When India’s two largest multiplex chains – PVR and Inox Leisure – merged in March 2022, the antitrust watchdog was helpless. The blockbuster deal managed to sidestep regulatory scrutiny because the turnover fell below the notifiable threshold of INR10 billion (USD120 million).
In September, the Competition Commission of India (CCI) has instead proposed a deal value threshold as an additional criterion for notifying M&A transactions as it overhauled the merger regulations under the newly introduced Competition (Amendment) Act, 2023.
Deals above INR20 billion will be scrutinised by the antitrust watchdog under the new criterion. Targets with substantial business operations based on turnover, gross merchandise value in India exceeding 10% of the global figure, or number of users, must be notified.
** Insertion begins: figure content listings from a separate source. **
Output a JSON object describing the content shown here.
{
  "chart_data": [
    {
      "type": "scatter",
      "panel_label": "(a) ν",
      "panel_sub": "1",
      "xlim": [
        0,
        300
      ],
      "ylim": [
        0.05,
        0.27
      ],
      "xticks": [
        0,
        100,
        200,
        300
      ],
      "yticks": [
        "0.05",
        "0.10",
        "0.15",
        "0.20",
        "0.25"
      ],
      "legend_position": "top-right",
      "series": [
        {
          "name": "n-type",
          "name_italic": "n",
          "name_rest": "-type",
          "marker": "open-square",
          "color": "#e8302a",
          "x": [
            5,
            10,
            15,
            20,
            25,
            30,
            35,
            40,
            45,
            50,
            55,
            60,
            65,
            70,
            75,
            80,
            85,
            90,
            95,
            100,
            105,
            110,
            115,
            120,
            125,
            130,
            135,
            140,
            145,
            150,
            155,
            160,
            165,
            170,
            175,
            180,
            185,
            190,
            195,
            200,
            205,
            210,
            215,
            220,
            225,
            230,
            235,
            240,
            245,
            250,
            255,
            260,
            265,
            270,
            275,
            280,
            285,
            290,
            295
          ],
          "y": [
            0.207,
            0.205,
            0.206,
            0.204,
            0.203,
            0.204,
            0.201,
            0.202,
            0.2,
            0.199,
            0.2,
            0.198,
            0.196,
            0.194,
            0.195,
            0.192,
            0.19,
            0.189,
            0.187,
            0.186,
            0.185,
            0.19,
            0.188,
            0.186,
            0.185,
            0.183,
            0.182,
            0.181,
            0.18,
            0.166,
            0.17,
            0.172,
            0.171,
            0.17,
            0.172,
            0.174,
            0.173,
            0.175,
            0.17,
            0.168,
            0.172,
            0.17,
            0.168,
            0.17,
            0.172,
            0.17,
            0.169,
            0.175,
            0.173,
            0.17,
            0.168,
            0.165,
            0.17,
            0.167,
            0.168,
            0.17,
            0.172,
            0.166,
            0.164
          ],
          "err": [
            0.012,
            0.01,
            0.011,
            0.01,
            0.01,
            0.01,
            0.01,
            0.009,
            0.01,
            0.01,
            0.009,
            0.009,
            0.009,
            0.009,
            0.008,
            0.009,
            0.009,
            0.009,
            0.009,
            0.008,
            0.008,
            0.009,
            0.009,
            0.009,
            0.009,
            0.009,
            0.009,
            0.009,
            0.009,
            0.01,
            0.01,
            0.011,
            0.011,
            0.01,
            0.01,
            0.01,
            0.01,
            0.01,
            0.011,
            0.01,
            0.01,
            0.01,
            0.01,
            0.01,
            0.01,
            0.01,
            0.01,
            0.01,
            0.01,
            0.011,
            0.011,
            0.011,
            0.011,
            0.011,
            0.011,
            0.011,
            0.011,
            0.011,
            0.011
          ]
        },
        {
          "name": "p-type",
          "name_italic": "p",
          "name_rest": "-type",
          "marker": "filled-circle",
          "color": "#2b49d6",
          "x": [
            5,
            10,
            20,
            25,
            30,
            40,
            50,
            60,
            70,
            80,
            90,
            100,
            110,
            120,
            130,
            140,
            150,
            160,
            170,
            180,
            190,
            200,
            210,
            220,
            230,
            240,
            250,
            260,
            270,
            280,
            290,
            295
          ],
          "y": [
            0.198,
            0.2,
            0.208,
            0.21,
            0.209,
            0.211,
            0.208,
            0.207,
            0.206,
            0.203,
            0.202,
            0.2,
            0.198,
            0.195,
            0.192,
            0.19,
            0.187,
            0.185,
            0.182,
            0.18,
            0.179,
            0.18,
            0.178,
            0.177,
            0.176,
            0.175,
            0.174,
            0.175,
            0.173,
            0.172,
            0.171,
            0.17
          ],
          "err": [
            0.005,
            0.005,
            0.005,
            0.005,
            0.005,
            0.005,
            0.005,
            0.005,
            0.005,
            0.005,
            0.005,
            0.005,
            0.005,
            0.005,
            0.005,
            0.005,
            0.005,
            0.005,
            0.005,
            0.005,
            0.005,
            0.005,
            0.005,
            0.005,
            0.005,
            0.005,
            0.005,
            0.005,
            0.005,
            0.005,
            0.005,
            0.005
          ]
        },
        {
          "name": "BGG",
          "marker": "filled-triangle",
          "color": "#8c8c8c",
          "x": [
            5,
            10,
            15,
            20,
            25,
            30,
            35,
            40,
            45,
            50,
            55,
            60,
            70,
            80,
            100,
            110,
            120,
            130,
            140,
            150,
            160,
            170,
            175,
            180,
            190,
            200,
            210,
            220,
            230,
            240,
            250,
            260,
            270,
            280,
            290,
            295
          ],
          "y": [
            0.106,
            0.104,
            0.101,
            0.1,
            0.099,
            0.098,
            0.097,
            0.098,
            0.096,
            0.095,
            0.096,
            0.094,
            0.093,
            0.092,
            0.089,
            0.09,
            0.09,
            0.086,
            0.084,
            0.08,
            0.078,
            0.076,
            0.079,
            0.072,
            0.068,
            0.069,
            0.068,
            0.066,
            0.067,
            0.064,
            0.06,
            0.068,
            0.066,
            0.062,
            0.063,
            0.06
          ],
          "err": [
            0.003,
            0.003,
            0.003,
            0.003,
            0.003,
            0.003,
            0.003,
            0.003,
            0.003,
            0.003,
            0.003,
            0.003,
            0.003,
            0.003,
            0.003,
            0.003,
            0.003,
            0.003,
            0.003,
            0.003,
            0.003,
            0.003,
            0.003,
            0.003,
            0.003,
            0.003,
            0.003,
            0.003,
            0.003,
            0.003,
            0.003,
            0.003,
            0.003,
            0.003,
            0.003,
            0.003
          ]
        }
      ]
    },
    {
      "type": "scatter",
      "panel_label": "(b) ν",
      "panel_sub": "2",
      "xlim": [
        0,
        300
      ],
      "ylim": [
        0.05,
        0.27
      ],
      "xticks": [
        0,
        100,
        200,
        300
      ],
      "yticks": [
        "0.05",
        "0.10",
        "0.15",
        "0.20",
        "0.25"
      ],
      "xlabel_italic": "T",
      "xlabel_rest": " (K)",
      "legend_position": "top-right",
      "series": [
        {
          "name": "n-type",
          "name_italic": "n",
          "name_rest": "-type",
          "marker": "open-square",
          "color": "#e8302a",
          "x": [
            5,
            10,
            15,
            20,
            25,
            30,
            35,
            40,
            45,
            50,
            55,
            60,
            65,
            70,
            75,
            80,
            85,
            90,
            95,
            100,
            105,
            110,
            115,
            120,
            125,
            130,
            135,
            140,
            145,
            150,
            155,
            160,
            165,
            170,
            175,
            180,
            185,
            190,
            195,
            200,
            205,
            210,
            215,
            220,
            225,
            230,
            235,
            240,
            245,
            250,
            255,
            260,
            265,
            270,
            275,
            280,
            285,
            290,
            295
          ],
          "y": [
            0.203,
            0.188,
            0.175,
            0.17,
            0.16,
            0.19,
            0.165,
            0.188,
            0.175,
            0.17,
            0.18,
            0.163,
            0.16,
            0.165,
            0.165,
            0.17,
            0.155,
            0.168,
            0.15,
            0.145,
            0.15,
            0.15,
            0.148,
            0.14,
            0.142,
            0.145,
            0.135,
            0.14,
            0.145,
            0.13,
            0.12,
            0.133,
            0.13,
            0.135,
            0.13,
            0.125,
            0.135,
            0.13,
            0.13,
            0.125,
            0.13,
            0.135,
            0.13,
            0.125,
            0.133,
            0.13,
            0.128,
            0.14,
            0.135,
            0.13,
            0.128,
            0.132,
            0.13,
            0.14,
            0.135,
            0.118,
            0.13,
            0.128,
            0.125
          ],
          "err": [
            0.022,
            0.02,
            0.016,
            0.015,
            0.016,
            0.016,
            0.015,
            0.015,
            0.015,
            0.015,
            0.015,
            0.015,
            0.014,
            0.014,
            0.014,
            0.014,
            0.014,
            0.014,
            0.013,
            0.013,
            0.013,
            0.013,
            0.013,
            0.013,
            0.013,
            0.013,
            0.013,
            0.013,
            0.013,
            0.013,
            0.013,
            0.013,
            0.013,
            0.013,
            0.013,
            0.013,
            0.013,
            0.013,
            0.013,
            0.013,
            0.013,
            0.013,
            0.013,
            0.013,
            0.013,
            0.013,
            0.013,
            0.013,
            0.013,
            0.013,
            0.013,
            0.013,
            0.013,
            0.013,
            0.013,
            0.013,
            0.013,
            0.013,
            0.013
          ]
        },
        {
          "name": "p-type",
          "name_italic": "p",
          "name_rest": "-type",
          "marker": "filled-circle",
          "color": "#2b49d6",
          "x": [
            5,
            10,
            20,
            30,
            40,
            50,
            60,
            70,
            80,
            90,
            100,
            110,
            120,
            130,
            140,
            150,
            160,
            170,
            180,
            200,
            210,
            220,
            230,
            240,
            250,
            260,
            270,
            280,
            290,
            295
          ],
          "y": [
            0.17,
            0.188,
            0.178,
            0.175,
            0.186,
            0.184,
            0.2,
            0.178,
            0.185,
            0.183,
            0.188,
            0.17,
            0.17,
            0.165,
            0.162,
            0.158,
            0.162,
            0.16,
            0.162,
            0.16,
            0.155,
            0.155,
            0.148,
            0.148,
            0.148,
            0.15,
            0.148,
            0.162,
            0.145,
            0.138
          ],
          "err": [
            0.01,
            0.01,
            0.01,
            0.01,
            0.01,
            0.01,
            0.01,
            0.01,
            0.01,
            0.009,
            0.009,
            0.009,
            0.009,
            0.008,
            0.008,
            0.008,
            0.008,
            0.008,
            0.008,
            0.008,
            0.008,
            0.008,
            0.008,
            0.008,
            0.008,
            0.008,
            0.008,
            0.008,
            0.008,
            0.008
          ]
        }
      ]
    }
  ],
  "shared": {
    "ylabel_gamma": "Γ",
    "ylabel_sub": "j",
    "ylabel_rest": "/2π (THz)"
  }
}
India will now follow developed countries like the US, Germany, Austria, and South Korea in implementing deal value thresholds. It will capture high-profile transactions that often escape regulatory scrutiny due to the small target size under the de-minimis target exemption.
Facilitating parties to acquire shares from stock exchanges without facing gun-jumping penalties, the CCI plans to introduce standstill obligations for takeovers. The draft regulations propose shortening merger review timelines from 210 to 150 days, and the CCI is required to form an initial opinion on M&A transactions within 30 days.
However, merger filing fees will increase by 50%, from INR2 million to INR3 million, for Form I merger filings, and from INR6 million to INR9 million for Form II merger filings.